APPLICATIONS OF TECHNOLOGY:
- Commercial and residential building fenestration
- Controls transmission of visible light
- Blocks infrared and UV radiation
- Minimizes heat gain outside the visible spectrum
- Maintains neutral color in clear state
Berkeley Lab researchers led by André Anders and Cesar Clavero have improved the properties of electrochromic windows with a novel design — called the switchable cavity window — that combines the visible light modulation of an electrochromic multilayer system with the multiple-cavity optical bandpass filter architecture to block heat from solar infrared and ultraviolet radiation. This combination of solar control and low emissivity is the sweet spot for smart window design, with greatest benefits for buildings in hot climates.

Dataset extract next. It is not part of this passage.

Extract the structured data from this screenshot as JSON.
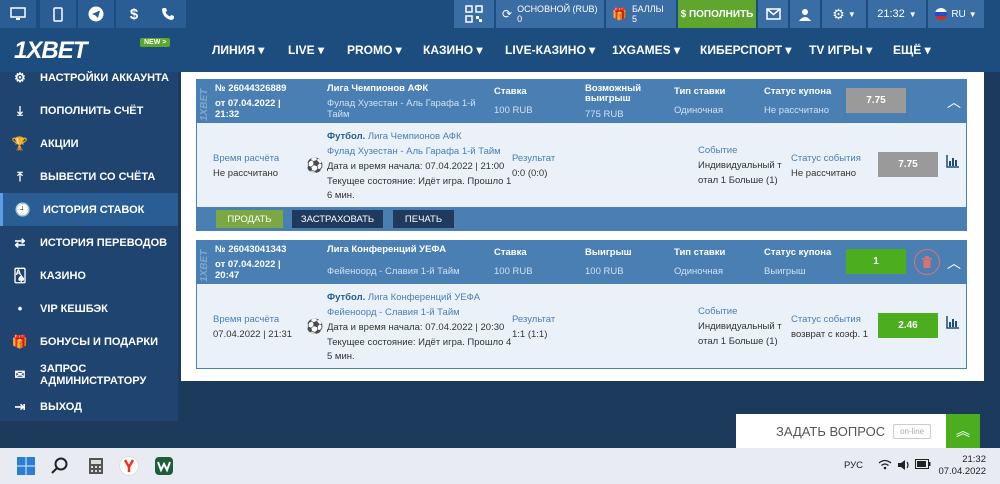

Current electrochromic window designs typically modulate visible light and solar infrared radiation; in their clear state, they let through most of the solar infrared radiation. In addition, their electrochromic switching operations are usually conducted by relatively thick (200 nm) transparent conducting oxide layers that serve as electrodes. The Berkeley Lab switchable cavity window, on the other hand, uses electrodes of thin metal films that are also components of the heat-blocking multiple cavity bandpass filter structure. This design provides the additional benefit of keeping a neutral color in the clear state while switching within the visible light range. This feature of meeting desired color perception is deemed critical for the commercial success of any window product.
DEVELOPMENT STAGE: Modeled concept
STATUS: Patent pending. Available for licensing or collaborative research.